The mainboard is packed too:

  • Capillary Technologies: 14-18 Nov; listing 21 Nov
  • Excelsoft Technologies: 19-21 Nov; listing 26 Nov
  • Gallard Steel:  ₹142-150; listing 26 Nov
  • Sudeep Pharma: 21-25 Nov; reported band ₹563–593; listing 28 Nov

Back to the future?

Indian households are shifting money from gold, real estate, and fixed deposits into equities. Government efforts, simpler KYC, low-cost brokers, tighter IPO pricing norms, and faster settlements, all are helping attract first-time investors, much like the household financialisation in 1980s America.

India’s low inflation rates matter too: when deposit real returns stop eroding, investors feel more comfortable allocating to equities without fearing forced risk-taking. 

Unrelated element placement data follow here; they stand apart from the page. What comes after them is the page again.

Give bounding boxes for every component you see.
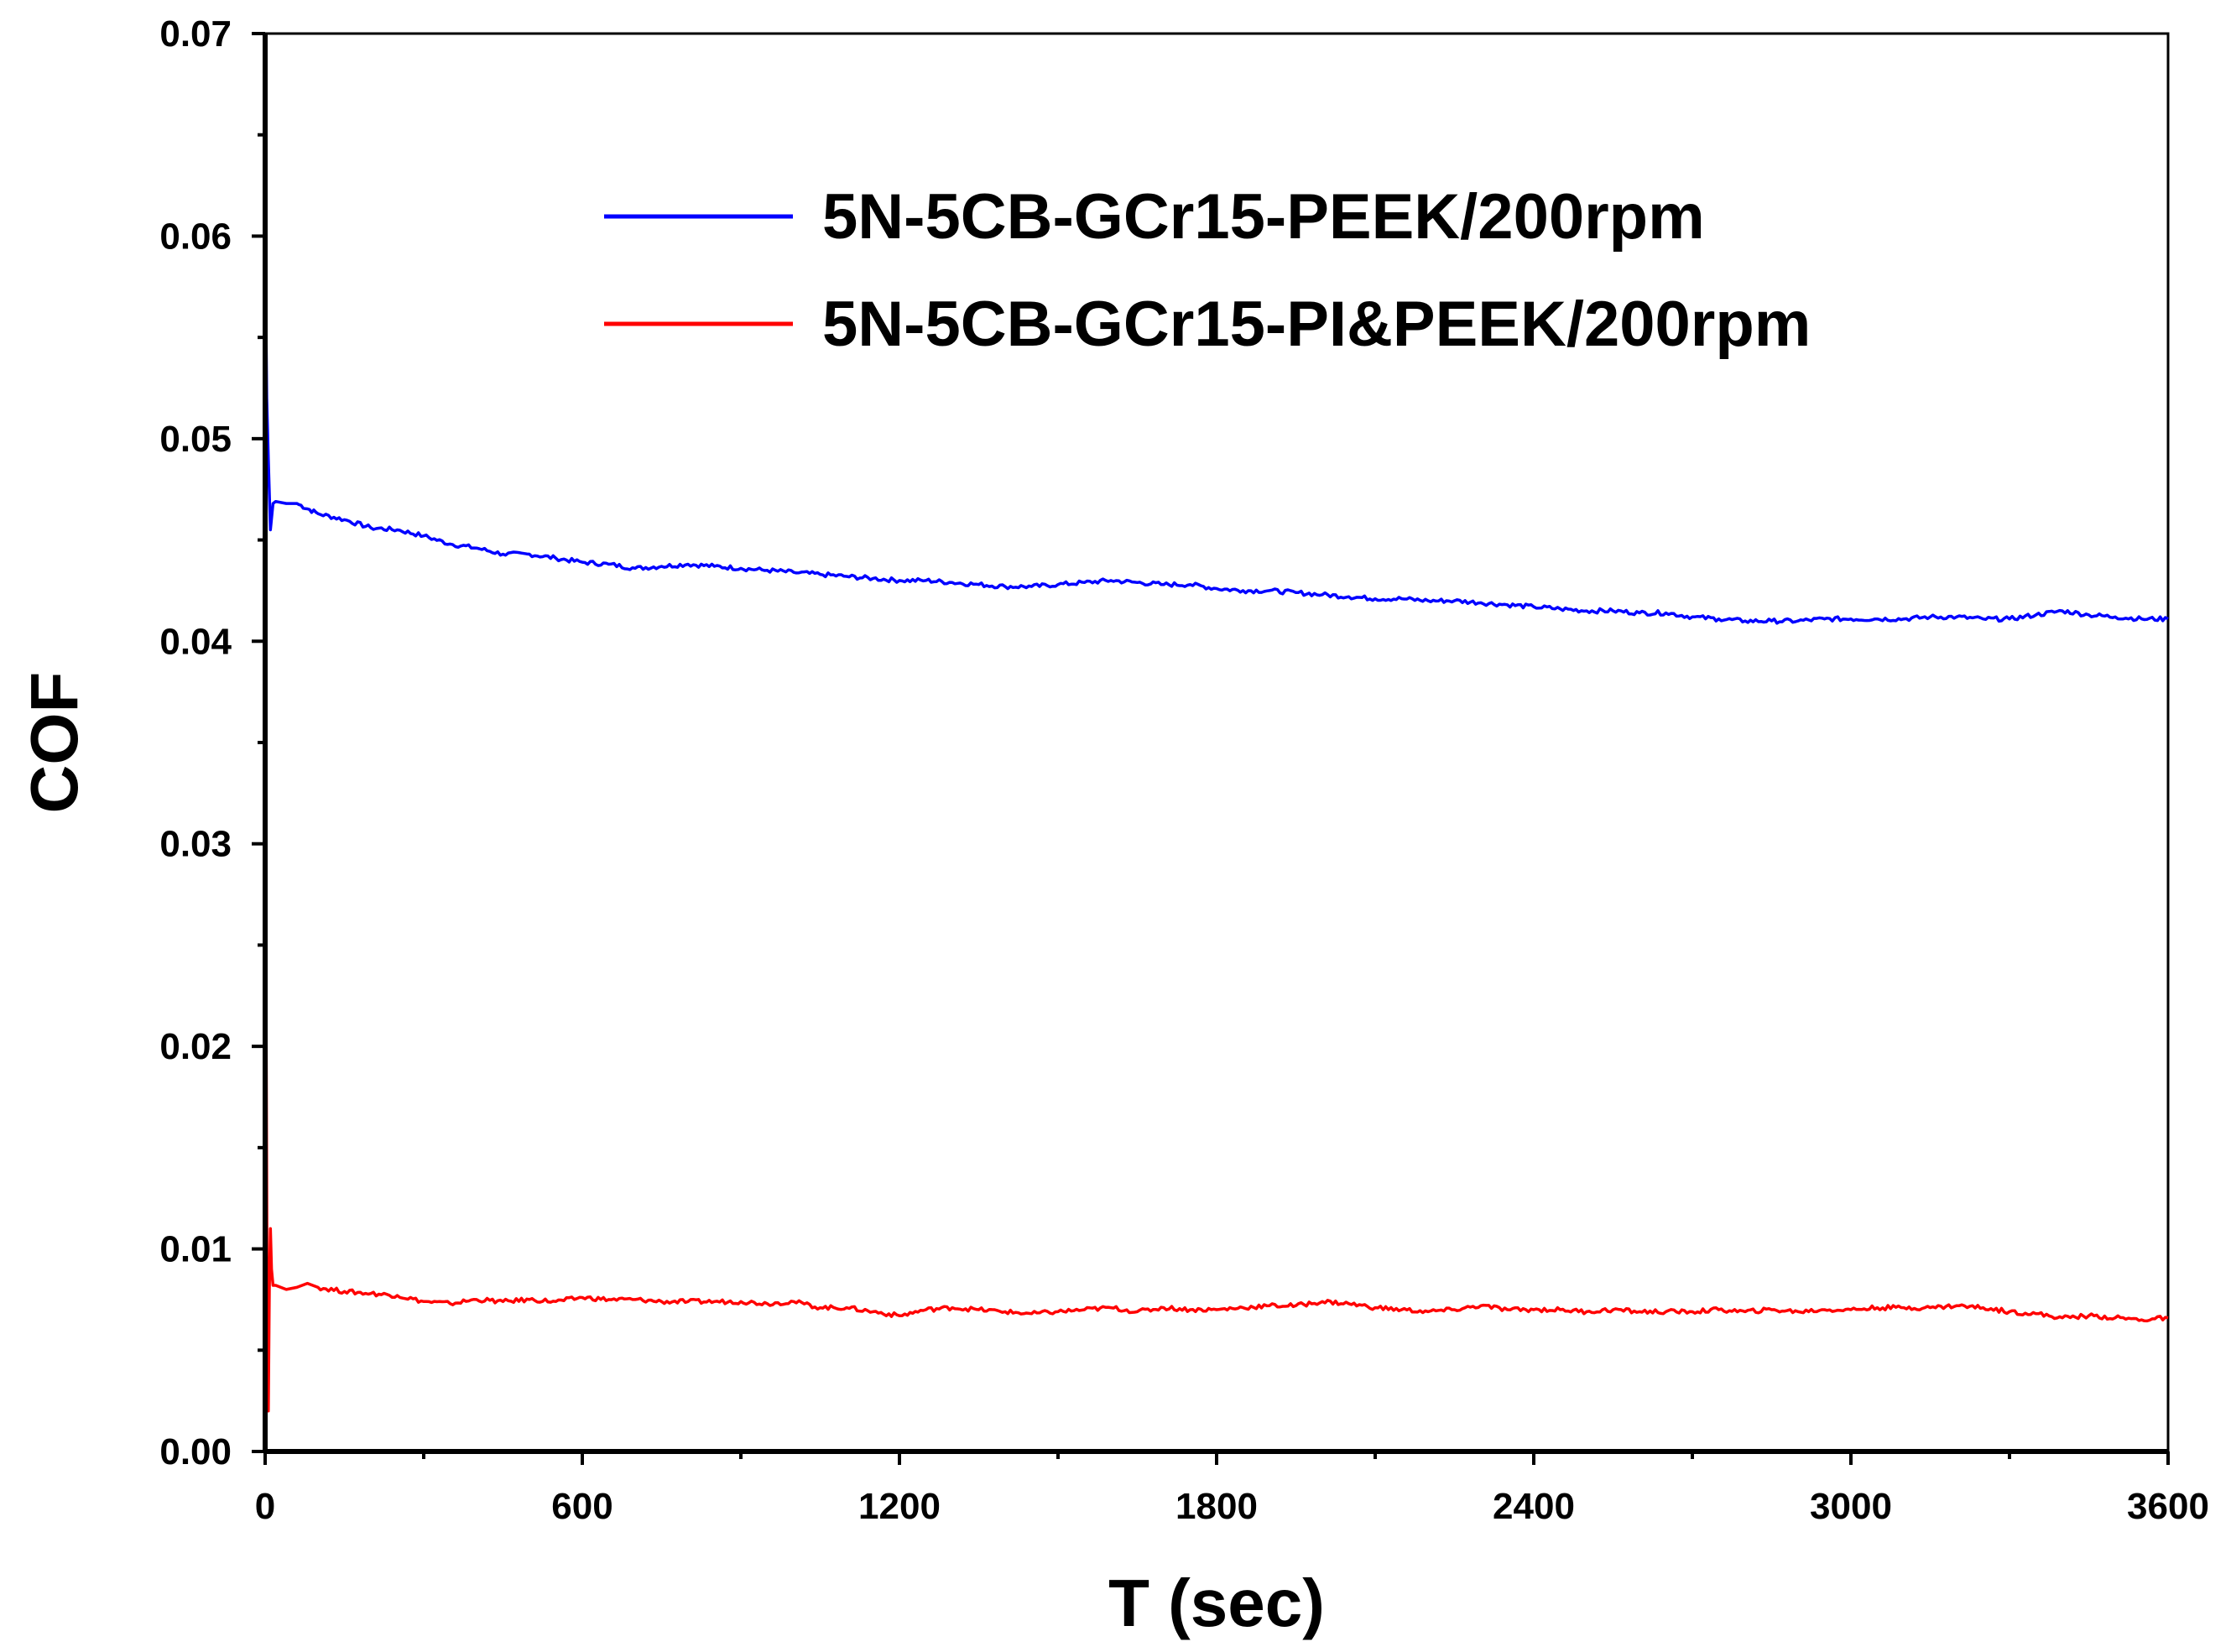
series-layer xyxy=(263,236,2169,1413)
x-tick-label: 3600 xyxy=(2127,1486,2209,1527)
y-tick-label: 0.02 xyxy=(159,1026,232,1067)
legend-label-pi-peek: 5N-5CB-GCr15-PI&PEEK/200rpm xyxy=(822,289,1811,360)
x-tick-label: 2400 xyxy=(1493,1486,1575,1527)
y-tick-label: 0.03 xyxy=(159,824,232,865)
y-tick-label: 0.04 xyxy=(159,621,232,662)
x-tick-label: 3000 xyxy=(1810,1486,1892,1527)
x-tick-label: 1800 xyxy=(1175,1486,1258,1527)
legend: 5N-5CB-GCr15-PEEK/200rpm 5N-5CB-GCr15-PI… xyxy=(604,181,1811,360)
y-tick-label: 0.05 xyxy=(159,419,232,460)
ticks-layer xyxy=(252,32,2170,1465)
x-tick-label: 1200 xyxy=(858,1486,941,1527)
y-tick-label: 0.06 xyxy=(159,216,232,257)
y-tick-label: 0.01 xyxy=(159,1229,232,1270)
x-tick-label: 0 xyxy=(255,1486,275,1527)
legend-label-peek: 5N-5CB-GCr15-PEEK/200rpm xyxy=(822,181,1705,253)
y-axis-title: COF xyxy=(17,672,91,814)
x-tick-label: 600 xyxy=(551,1486,612,1527)
tick-labels-layer: 0 600 1200 1800 2400 3000 3600 0.00 0.01 0.02 0.03… xyxy=(159,13,2209,1527)
y-tick-label: 0.00 xyxy=(159,1431,232,1472)
series-line-1 xyxy=(263,479,2169,1413)
y-tick-label: 0.07 xyxy=(159,13,232,55)
x-axis-title: T (sec) xyxy=(1108,1566,1325,1640)
series-line-0 xyxy=(263,236,2169,625)
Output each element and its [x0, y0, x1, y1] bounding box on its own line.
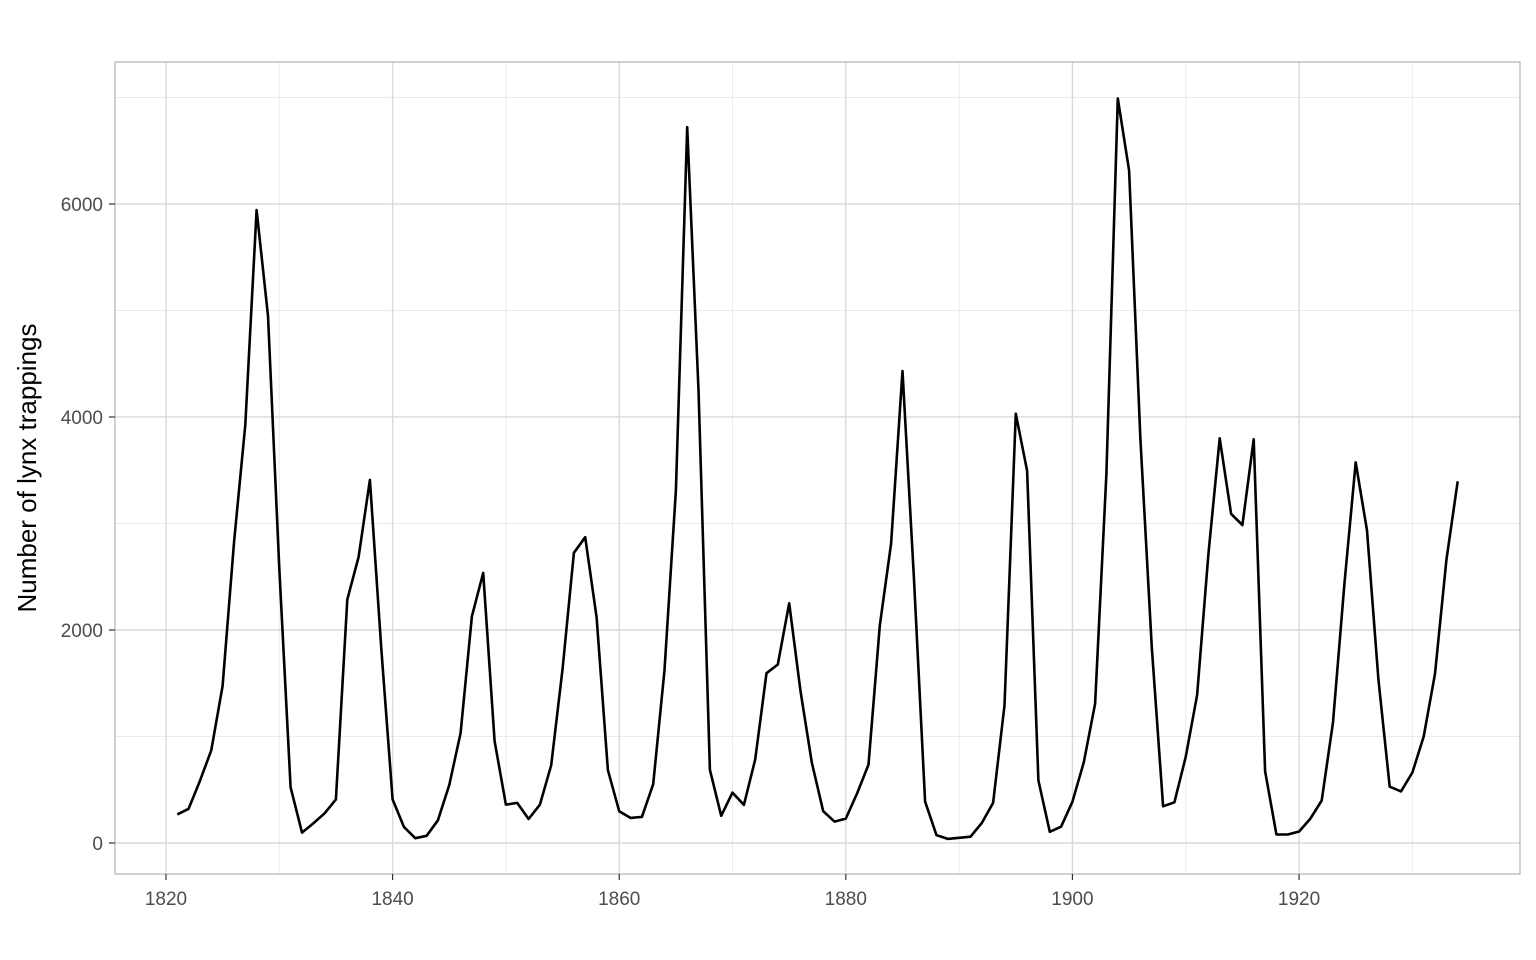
x-tick-label: 1900 [1051, 889, 1093, 910]
x-tick-label: 1920 [1278, 889, 1320, 910]
series-line [176, 97, 1459, 841]
y-tick-label: 6000 [61, 195, 103, 216]
x-tick-label: 1880 [825, 889, 867, 910]
y-tick-label: 0 [92, 834, 103, 855]
x-tick-label: 1860 [598, 889, 640, 910]
grid [115, 62, 1520, 874]
y-axis-label: Number of lynx trappings [12, 323, 42, 612]
axis-ticks: 1820 1840 1860 1880 1900 1920 0 2000 4000 6000 [61, 195, 1320, 910]
y-tick-label: 4000 [61, 408, 103, 429]
x-tick-label: 1820 [145, 889, 187, 910]
plot-panel-border [114, 61, 1521, 875]
x-tick-label: 1840 [371, 889, 413, 910]
y-tick-label: 2000 [61, 621, 103, 642]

Households now directly own 21.5% of listed equity, and combined direct+mutual fund ownership sits at ₹130–140 lakh crore ($146-158 bn). Jefferies reported last year that only about 5% of household wealth was in equities, suggesting the trend is early, and there is much upside to come.  

For dealmakers, this shift is structural: deeper domestic pools mean smoother exits, less dependence on foreign flows, and more stable valuation cycles.

To conclude, the Indian financial horizon this winter looks bright.